Trade payment failures, tax defaults and insolvencies were rising in late 2025 and early 2026, before the Persian Gulf conflict effectively blocked a key oil route and sent crude prices soaring, hammering global growth expectations, CreditorWatch said.
"Things were not disastrous, to be clear, but they were probably a little bit more challenged in the later part of 2025 and early 2026 before the latest pressures," its chief economist Ivan Colhoun told AAP.
"Interest rates and energy prices are two very important explanators or variables that drive insolvency, and both have moved in the wrong direction in the last two months."
The retail and transport sectors had been under particular pressure ahead of the conflict, due to already slim margins in freight and long running-cost pressures dragging on consumer confidence, CreditorWatch data released on Wednesday show.

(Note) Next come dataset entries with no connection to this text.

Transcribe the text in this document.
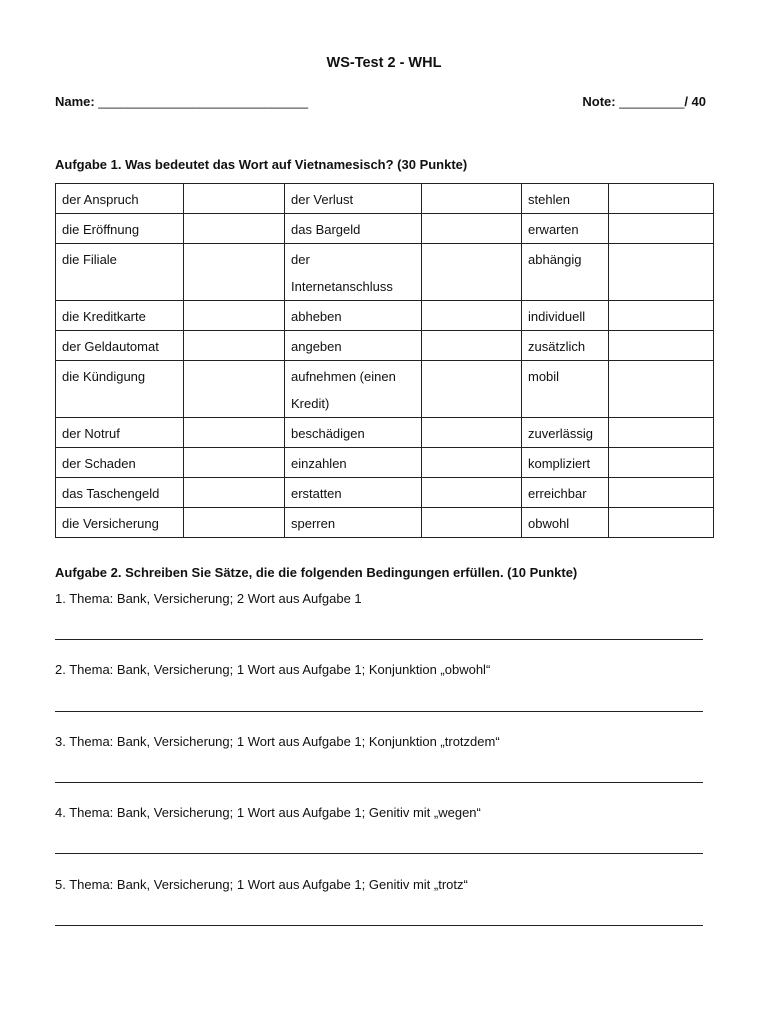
WS-Test 2 - WHL
Name: _____________________________	Note: _________/ 40
Aufgabe 1. Was bedeutet das Wort auf Vietnamesisch? (30 Punkte)
der Anspruch		der Verlust		stehlen	
die Eröffnung		das Bargeld		erwarten	
die Filiale		der Internetanschluss		abhängig	
die Kreditkarte		abheben		individuell	
der Geldautomat		angeben		zusätzlich	
die Kündigung		aufnehmen (einen Kredit)		mobil	
der Notruf		beschädigen		zuverlässig	
der Schaden		einzahlen		kompliziert	
das Taschengeld		erstatten		erreichbar	
die Versicherung		sperren		obwohl	
Aufgabe 2. Schreiben Sie Sätze, die die folgenden Bedingungen erfüllen. (10 Punkte)
1. Thema: Bank, Versicherung; 2 Wort aus Aufgabe 1
2. Thema: Bank, Versicherung; 1 Wort aus Aufgabe 1; Konjunktion „obwohl“
3. Thema: Bank, Versicherung; 1 Wort aus Aufgabe 1; Konjunktion „trotzdem“
4. Thema: Bank, Versicherung; 1 Wort aus Aufgabe 1; Genitiv mit „wegen“
5. Thema: Bank, Versicherung; 1 Wort aus Aufgabe 1; Genitiv mit „trotz“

Several major Australian companies have flagged concerns this week around the conflict's impact on rising costs and supply chain issues, including Qantas, Westpac, A2 Milk and Cleanaway.
"Oil doesn't discriminate," Mr Colhoun said.
"Some sectors are more affected (than others) by higher oil prices and higher energy prices, but it pretty much affects the whole economy."
Everything hinges on how soon traffic volumes in the Strait of Hormuz - a choke point for a fifth of global oil and gas shipments - can return to normal.
An extended period of elevated crude prices would flow through to higher inflation, tighter credit, rising insolvencies, potential fuel rationing, and a likely recession.
"A quicker resolution would prevent a much bleaker outcome, but even then, the margin for error has narrowed," Mr Calhoun said.
Local small businesses and sole traders were at greater risk than their larger counterparts, as they usually lack the capital buffers available to bigger firms to cushion the impacts of higher costs.
Sole traders, while making up 30 per cent of all Australian businesses, account for more than half of ATO tax defaults over $100,000.
The survival rate for sole-trader businesses from June 2021 to June 2025 was just one-in-two, compared to 68 per cent for all companies, according to ABS data.
Following warnings from International Monetary Fund on Australia's economic growth prospects, federal Treasurer Jim Chalmers noted the shock's fallout would be felt for some time, even in a best-case scenario.
"This is a very serious, very dangerous time for the world," Dr Chalmers told reporters on Wednesday.
"Australia is better placed and better prepared than a number of other countries, but we won't be spared the fallout from this very substantial economic shock."
The Albanese government will hand down its fifth annual budget in May.
"I'm really confident that we can strike the right balances in the budget between near‑term pressures and intergenerational obligations," Dr Chalmers said.